The legal profession has been known to lag behind other industries when it comes to adopting technology, and even those firms that have invested in digital solutions are missing out on many of its benefits, says Korbitec Inc. president Alan Bass.
The underutilization of technology, he says, is one of the biggest sources of lost opportunity.
“Firms that have purchased software sometimes struggle just to get their staff to come to training,” Bass says. “Often, the lawyers don’t attend because they’re ‘too busy.’”
Even when staff are trained, there can be a reluctance to actually use the software.
“Firms are challenged to get people to change,” Bass says. “And often law firms give their staff the choice to use the new technology, which is surprising because if the management has done its due diligence and believe a certain technology tool is of benefit to the firm, why aren’t they putting mechanisms in place to get people to use it?”
Firms that have invested in software, also often don’t realize its full capabilities.
Bass has worked with clients who have mentioned new products they would like to deploy. “I’ll say, ‘Don’t you know you already have that feature in-house?’ And quite often they don’t.”
Korbitec attempts to overcome these challenges by creating ongoing relationships with their clients, especially through continuing training that is free and flexible.
“Our training is never a one-off,” Bass says. “We don’t subscribe to the philosophy that you train people on a piece of software, send them away, and if they need help they call you.”
After an initial session, which can even be scheduled outside of office hours to suit a firm’s schedule, Korbitec returns every six to 12 months for refresher training on its software, including its leading product, Automated Civil Litigation, which cuts the time required to prepare legal documents from hours to minutes.
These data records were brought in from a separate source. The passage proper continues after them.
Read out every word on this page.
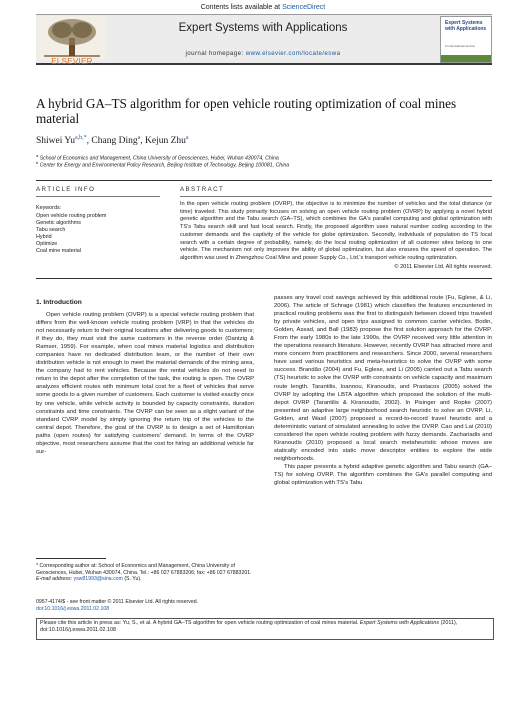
Contents lists available at ScienceDirect
ELSEVIER
Expert Systems with Applications
journal homepage: www.elsevier.com/locate/eswa
Expert Systems with Applications
An International Journal
A hybrid GA–TS algorithm for open vehicle routing optimization of coal mines material
Shiwei $Yu^{a,b,*}$, Chang Ding$^a$, Kejun Zhu$^a$
$^a$ School of Economics and Management, China University of Geosciences, Hubei, Wuhan 430074, China
$^b$ Center for Energy and Environmental Policy Research, Beijing Institute of Technology, Beijing 100081, China
ARTICLE INFO	ABSTRACT
Keywords:
Open vehicle routing problem
Genetic algorithms
Tabu search
Hybrid
Optimize
Coal mine material
In the open vehicle routing problem (OVRP), the objective is to minimize the number of vehicles and the total distance (or time) traveled. This study primarily focuses on solving an open vehicle routing problem (OVRP) by applying a novel hybrid genetic algorithm and the Tabu search (GA–TS), which combines the GA's parallel computing and global optimization with TS's Tabu search skill and fast local search. Firstly, the proposed algorithm uses natural number coding according to the customer demands and the captivity of the vehicle for globe optimization. Secondly, individuals of population do TS local search with a certain degree of probability, namely, do the local routing optimization of all customer sites belong to one vehicle. The mechanism not only improves the ability of global optimization, but also ensures the speed of operation. The algorithm was used in Zhengzhou Coal Mine and power Supply Co., Ltd.'s transport vehicle routing optimization.
© 2011 Elsevier Ltd. All rights reserved.
1. Introduction

Open vehicle routing problem (OVRP) is a special vehicle routing problem that differs from the well-known vehicle routing problem (VRP) in that the vehicles do not necessarily return to their original locations after delivering goods to customers; if they do, they must visit the same customers in the reverse order (Dantzig & Ramser, 1959). For example, when coal mines material logistics and distribution companies have no dedicated distribution team, or the number of their own distribution vehicle is not enough to meet the material demands of the mining area, the company had to rent vehicles. Because the rental vehicles do not need to return to the depot after the completion of the task, the routing is open. The OVRP analyzes efficient routes with minimum total cost for a fleet of vehicles that serve some goods to a given number of customers. Each customer is visited exactly once by one vehicle, while vehicle activity is bounded by capacity constraints, duration constraints and time constraints. The OVRP can be seen as a slight variant of the standard CVRP model by simply ignoring the return trip of the vehicles to the central depot. Therefore, the goal of the OVRP is to design a set of Hamiltonian paths (open routes) for satisfying customers' demand. In terms of the OVRP objective, most researchers assume that the cost for hiring an additional vehicle far sur-

passes any travel cost savings achieved by this additional route (Fu, Eglese, & Li, 2006). The article of Schrage (1981) which classifies the features encountered in practical routing problems was the first to distinguish between closed trips traveled by private vehicles, and open trips assigned to common carrier vehicles. Bodin, Golden, Assad, and Ball (1983) propose the first solution approach for the OVRP. From the early 1980s to the late 1990s, the OVRP received very little attention in the operations research literature. However, recently OVRP has attracted more and more concern from practitioners and researchers. Since 2000, several researchers have used various heuristics and meta-heuristics to solve the OVRP with some success. Brandão (2004) and Fu, Eglese, and Li (2005) carried out a Tabu search (TS) heuristic to solve the OVRP with constraints on vehicle capacity and maximum route length. Tarantilis, Ioannou, Kiranoudis, and Prastacos (2005) solved the OVRP by adopting the LBTA algorithm which proposed the solution of the multi-depot OVRP (Tarantilis & Kiranoudis, 2002). In Pisinger and Ropke (2007) presented an adaptive large neighborhood search heuristic to solve an OVRP. Li, Golden, and Wasil (2007) proposed a record-to-record travel heuristic and a deterministic variant of simulated annealing to solve the OVRP. Cao and Lai (2010) considered the open vehicle routing problem with fuzzy demands. Zachariadis and Kiranoudis (2010) proposed a local search metaheuristic whose moves are statically encoded into static move descriptor entities to explore the wide neighborhoods.

This paper presents a hybrid adaptive genetic algorithm and Tabu search (GA–TS) for solving OVRP. The algorithm combines the GA's parallel computing and global optimization with TS's Tabu

* Corresponding author at: School of Economics and Management, China University of Geosciences, Hubei, Wuhan 430074, China. Tel.: +86 027 67883206; fax: +86 027 67883201.
E-mail address: ysw81993@sina.com (S. Yu).
0957-4174/$ - see front matter © 2011 Elsevier Ltd. All rights reserved.
doi:10.1016/j.eswa.2011.02.108
Please cite this article in press as: Yu, S., et al. A hybrid GA–TS algorithm for open vehicle routing optimization of coal mines material. Expert Systems with Applications (2011), doi:10.1016/j.eswa.2011.02.108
Korbitec also offers one-on-one sessions if individuals need additional training. And the company also sends out a tip of the week to its user base.
“We try hard to make people aware, and remind them of the great features we offer,” Bass says.
To help entice lawyers to come to training, continuing professional development (CPD) credits can be earned for learning ACL.
Korbitec’s training includes walk-arounds, where members of the company’s support team will talk to law firm staff to understand why people may not be using the software — or not using it to its full benefit. Korbitec’s support staff are all former legal assistants or law clerks, who understand the needs of the software’s users.
“We also track usage,” Bass says. Korbitec will reach out to client firms to let them know if the software seems to be underutilized.
He wonders if the acceleration of technological change, and the increasing pressures to keep up, might be making things worse for firms that are already struggling to adopt, implement and maintain software.
“There’s been such an influx of new technologies in the last few years, some think it compounds the problem,” he says.
Simple communication could solve a great amount of waste and redundancy around technology, Bass says. He suggests head offices let all of their locations know of which technologies they’ve purchased, and that firms check with their head office or IT department before researching new solutions, to see if there’s already a product available in-house.
Despite all of the technology adoption challenges he’s observed, Bass remains very optimistic.
“I think many firms are realizing they have to act more like a business. To effectively compete in 2017 and beyond, they need to be more efficient and innovative and I think there is a genuine interest from most firms to adopt new technology and to be better at their jobs”.